In the above conventional heat exchanger, no air flows through the portion of spacer 102 having substantially a V-shaped section. For this reason, in the portion in which apex W of spacer 102 is in contact with heat conduction plane 103 of heat conduction plate 101, no heat is exchanged. Reducing the area of apex W by substantially V-shaping the section of spacer 102 intends to reduce the area in which no heat is exchanged. However, spacers 102 on heat conduction plate 101 and spacers 102 on adjacent heat conduction plate 101 are positioned parallel but misaligned to each other not to overlap, and apexes W of spacers 102 are in contact with the top surface of heat conduction plane 103 on the adjacent heat conduction plate. This structure doubles the portion of no heat exchange on heat conduction plate 101 and heat conduction plate 101 under the former plate.
As a result, this structure poses a problem that reduction in effective heat transfer area deteriorates heat exchange efficiency. Thus, increases in the heat transfer efficiency are required.
Additionally, in heat exchanger 106 obtained by laminating a plurality of heat conduction plates 101 in orientations 180 degrees different from each other in one plane, only spacers 102 support the spacing between heat conduction plates 101.
For this reason, weight of the plurality of laminated heat conduction plates 101 or external force exerted thereon can deform spacers 102 and air channels 107a and 107b can collapse. This poses a problem of decreasing the opening areas of the channels and increasing pressure loss. Thus, improvement of strength and reduction in pressure loss are required.

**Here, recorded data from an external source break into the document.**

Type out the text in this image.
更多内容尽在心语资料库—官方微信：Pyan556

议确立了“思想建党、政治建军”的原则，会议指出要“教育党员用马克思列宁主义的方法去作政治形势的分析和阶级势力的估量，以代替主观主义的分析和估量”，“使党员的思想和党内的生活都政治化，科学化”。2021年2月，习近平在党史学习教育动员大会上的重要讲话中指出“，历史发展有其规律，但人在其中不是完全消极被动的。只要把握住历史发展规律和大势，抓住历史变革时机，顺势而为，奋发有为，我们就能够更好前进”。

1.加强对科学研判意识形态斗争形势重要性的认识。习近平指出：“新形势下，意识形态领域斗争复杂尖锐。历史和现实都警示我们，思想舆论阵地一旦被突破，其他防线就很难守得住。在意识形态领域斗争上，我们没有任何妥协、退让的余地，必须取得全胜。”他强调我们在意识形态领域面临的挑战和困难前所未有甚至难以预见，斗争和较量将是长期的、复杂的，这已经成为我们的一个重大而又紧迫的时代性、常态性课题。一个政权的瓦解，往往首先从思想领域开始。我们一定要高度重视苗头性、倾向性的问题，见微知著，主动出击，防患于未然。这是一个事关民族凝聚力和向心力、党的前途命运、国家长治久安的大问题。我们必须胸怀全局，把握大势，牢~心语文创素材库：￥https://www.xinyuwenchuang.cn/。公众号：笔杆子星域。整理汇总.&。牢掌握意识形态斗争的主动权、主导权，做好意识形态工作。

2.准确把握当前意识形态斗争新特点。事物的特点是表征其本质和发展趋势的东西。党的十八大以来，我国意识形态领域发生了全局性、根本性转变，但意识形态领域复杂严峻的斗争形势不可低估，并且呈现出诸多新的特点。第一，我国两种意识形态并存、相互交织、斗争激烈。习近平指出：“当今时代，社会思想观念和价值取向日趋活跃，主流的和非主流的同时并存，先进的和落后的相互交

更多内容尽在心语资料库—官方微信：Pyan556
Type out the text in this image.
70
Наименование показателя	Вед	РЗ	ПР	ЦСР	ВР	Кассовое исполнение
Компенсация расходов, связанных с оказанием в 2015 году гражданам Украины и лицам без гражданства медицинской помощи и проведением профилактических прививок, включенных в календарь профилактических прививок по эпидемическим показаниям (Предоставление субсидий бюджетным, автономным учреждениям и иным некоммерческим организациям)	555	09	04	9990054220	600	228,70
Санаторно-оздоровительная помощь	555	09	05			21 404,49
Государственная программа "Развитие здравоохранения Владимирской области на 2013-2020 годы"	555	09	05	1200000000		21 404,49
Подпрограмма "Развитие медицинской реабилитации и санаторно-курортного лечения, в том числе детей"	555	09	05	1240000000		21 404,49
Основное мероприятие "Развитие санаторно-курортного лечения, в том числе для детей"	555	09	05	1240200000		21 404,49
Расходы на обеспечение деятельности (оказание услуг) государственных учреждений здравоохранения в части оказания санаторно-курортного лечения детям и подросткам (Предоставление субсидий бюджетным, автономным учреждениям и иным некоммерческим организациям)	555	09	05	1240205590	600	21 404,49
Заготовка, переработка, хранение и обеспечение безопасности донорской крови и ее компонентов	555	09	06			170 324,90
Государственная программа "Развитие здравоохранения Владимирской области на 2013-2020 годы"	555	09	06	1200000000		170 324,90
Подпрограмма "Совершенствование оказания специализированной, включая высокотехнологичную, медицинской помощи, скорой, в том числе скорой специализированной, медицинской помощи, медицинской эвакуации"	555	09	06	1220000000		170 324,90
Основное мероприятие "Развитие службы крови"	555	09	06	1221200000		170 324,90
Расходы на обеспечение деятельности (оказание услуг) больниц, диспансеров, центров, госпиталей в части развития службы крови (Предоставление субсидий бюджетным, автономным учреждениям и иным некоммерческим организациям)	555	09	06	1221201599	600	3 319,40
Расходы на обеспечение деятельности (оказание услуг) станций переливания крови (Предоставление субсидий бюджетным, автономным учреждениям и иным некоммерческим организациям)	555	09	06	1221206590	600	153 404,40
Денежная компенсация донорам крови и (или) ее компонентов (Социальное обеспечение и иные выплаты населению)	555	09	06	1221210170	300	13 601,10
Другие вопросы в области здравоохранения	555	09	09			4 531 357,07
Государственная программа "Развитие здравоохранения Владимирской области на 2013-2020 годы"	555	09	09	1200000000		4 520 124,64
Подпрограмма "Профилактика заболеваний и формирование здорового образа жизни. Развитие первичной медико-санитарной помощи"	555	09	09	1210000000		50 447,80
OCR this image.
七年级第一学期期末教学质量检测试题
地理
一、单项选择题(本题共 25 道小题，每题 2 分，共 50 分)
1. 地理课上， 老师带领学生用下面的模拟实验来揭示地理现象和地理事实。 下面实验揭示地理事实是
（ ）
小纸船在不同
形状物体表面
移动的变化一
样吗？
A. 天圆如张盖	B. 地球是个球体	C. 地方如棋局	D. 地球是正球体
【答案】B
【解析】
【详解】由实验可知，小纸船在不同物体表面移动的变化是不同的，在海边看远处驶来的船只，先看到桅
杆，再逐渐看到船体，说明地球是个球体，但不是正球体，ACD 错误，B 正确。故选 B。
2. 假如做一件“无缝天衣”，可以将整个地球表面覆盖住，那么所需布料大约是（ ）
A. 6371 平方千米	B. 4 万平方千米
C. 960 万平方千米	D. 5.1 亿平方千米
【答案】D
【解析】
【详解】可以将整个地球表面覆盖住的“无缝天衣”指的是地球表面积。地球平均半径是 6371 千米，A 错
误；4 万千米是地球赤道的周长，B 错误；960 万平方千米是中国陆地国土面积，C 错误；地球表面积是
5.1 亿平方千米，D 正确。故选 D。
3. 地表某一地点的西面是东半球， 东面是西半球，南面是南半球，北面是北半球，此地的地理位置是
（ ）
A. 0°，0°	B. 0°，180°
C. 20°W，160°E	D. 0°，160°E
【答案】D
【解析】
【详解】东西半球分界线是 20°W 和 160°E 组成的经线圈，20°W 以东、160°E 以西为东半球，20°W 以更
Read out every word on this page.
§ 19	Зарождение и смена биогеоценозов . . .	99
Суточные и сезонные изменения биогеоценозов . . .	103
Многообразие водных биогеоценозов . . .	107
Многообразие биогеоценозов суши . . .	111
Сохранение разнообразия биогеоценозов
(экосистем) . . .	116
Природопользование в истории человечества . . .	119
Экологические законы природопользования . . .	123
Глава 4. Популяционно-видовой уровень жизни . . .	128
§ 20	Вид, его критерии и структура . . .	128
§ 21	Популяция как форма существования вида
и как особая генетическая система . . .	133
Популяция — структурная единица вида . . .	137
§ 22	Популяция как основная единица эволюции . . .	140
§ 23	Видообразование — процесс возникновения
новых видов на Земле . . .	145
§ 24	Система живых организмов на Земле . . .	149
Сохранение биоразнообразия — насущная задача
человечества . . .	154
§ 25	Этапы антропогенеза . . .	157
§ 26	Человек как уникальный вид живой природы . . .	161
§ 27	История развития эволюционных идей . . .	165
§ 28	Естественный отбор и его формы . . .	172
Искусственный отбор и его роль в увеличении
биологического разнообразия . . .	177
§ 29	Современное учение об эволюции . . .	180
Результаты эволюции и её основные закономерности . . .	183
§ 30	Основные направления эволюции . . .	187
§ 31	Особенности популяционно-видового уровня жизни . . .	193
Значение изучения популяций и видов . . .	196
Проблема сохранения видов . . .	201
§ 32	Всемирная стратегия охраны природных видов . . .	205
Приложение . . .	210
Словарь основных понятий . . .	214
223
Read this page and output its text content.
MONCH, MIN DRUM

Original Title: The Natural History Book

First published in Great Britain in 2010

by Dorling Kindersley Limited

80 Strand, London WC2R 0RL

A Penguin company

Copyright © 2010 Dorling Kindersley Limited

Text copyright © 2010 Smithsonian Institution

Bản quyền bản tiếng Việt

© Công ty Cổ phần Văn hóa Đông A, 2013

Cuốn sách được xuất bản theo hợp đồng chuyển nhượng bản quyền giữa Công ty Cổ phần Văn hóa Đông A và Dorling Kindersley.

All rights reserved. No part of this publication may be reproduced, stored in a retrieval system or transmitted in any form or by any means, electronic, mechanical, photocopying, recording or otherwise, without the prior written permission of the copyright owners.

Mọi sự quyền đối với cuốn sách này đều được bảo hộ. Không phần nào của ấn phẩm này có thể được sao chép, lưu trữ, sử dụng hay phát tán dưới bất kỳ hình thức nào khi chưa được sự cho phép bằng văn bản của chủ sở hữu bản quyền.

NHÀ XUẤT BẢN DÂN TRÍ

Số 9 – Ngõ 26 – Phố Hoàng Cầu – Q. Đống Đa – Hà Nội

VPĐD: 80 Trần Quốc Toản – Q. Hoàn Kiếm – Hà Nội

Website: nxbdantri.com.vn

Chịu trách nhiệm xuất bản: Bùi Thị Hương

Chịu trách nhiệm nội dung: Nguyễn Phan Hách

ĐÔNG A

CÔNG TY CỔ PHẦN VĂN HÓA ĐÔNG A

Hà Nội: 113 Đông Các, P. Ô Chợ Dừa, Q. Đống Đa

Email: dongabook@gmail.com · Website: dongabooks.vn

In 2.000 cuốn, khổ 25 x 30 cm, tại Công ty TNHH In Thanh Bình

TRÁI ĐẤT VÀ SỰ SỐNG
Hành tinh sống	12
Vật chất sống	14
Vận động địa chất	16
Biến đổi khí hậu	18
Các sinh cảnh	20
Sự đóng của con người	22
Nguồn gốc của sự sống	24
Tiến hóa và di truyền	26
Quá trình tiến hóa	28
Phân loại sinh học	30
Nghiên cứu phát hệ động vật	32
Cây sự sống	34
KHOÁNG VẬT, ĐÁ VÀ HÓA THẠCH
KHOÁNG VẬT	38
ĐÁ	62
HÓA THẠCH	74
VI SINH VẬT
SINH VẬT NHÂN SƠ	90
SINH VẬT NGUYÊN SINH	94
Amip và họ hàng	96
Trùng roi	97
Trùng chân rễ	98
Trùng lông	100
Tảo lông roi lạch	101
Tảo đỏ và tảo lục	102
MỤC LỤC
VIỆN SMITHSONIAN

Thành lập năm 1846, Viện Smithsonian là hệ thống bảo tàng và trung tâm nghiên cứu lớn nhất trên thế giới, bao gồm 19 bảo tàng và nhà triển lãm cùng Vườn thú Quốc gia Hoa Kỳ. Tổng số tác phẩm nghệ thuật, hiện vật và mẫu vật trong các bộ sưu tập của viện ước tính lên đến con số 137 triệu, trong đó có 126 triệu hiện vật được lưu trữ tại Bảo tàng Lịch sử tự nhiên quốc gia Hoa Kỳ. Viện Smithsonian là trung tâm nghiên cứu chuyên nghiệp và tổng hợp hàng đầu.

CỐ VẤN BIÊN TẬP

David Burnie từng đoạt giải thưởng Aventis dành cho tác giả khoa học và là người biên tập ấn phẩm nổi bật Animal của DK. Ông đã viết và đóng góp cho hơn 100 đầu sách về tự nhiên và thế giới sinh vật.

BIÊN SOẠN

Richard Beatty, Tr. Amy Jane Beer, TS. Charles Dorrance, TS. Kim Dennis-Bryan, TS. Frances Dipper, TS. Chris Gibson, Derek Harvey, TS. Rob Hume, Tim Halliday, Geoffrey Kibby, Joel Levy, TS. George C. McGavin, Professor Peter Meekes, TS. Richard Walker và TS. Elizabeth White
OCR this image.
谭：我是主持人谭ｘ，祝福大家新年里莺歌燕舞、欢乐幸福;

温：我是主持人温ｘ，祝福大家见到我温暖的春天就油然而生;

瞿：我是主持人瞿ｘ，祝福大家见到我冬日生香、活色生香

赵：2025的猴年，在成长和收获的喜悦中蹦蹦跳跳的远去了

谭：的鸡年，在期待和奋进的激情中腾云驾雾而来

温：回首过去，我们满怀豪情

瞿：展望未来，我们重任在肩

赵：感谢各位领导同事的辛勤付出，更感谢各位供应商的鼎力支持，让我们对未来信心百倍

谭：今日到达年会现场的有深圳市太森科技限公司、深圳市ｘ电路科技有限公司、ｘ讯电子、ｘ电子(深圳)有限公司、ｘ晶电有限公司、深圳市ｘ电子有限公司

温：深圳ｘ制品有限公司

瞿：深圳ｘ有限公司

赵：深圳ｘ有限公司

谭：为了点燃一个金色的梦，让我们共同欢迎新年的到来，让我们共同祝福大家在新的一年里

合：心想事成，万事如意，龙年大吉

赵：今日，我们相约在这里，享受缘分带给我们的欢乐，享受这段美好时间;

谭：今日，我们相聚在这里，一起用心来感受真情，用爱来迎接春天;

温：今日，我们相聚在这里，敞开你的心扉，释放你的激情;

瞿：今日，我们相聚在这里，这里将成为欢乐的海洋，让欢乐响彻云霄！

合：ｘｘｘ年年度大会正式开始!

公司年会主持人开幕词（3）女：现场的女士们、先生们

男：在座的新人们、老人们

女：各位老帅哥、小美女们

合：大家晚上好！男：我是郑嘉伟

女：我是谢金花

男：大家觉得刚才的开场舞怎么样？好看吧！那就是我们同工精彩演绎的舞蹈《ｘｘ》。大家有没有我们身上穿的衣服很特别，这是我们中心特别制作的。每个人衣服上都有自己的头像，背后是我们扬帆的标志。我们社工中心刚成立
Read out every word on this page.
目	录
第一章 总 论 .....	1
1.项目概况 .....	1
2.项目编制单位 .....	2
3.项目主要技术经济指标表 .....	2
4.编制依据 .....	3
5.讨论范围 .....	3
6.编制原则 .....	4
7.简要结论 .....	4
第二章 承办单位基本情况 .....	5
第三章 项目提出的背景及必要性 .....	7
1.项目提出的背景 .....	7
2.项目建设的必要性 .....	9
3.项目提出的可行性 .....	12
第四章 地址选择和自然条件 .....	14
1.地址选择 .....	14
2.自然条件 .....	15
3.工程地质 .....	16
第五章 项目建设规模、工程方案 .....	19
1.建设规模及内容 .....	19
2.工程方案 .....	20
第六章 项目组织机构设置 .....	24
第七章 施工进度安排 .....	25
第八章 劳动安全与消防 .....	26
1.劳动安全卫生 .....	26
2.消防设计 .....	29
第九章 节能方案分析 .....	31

Heat conduction plate 101 is obtained by vacuum-molding a plastic material, such as a rigid vinyl sheet, and cutting five portions, i.e. the outer periphery of bent edges 104 and slots 105a, 105b, 105c, and 105d in the bent edges. At this time, it is difficult to cut out the outer periphery of bent edges 104 in a vertical direction and four slots in the bent edges in a horizontal direction by one step. This poses a problem of low production efficiency, and thus improvement thereof is required.
In the outer peripheries near the inlets and outlets of heat exchanger 106, because bent edges 104 of heat conduction plate 101 are in contact with spacers 102 on another heat conduction plate 101 laminated thereon, spacers 102 prevent bent edges 104 from being deformed by lateral external force. Thus, air-tightness is unlikely to be deteriorated by deformation of bent edges 104.
However, the outer peripheries in the portions other than the inlets or outlets in heat exchanger 106 only has contact of bent edges 104 of heat conduction plate 101 with bent edges 104 of another heat conduction plate 101 laminated thereon. Thus, bent edges 104 are likely to be deformed by lateral external force. This poses a problem that deformation of bent edges 104 deteriorates air-tightness. Thus, improvement of strength and a highly air-tight structure are required.
The present invention aims to address these conventional problems, and provides a heat exchanger having improved basic performance, such as increasing heat exchange efficiency and decreasing pressure loss, as well as improved productivity and strength.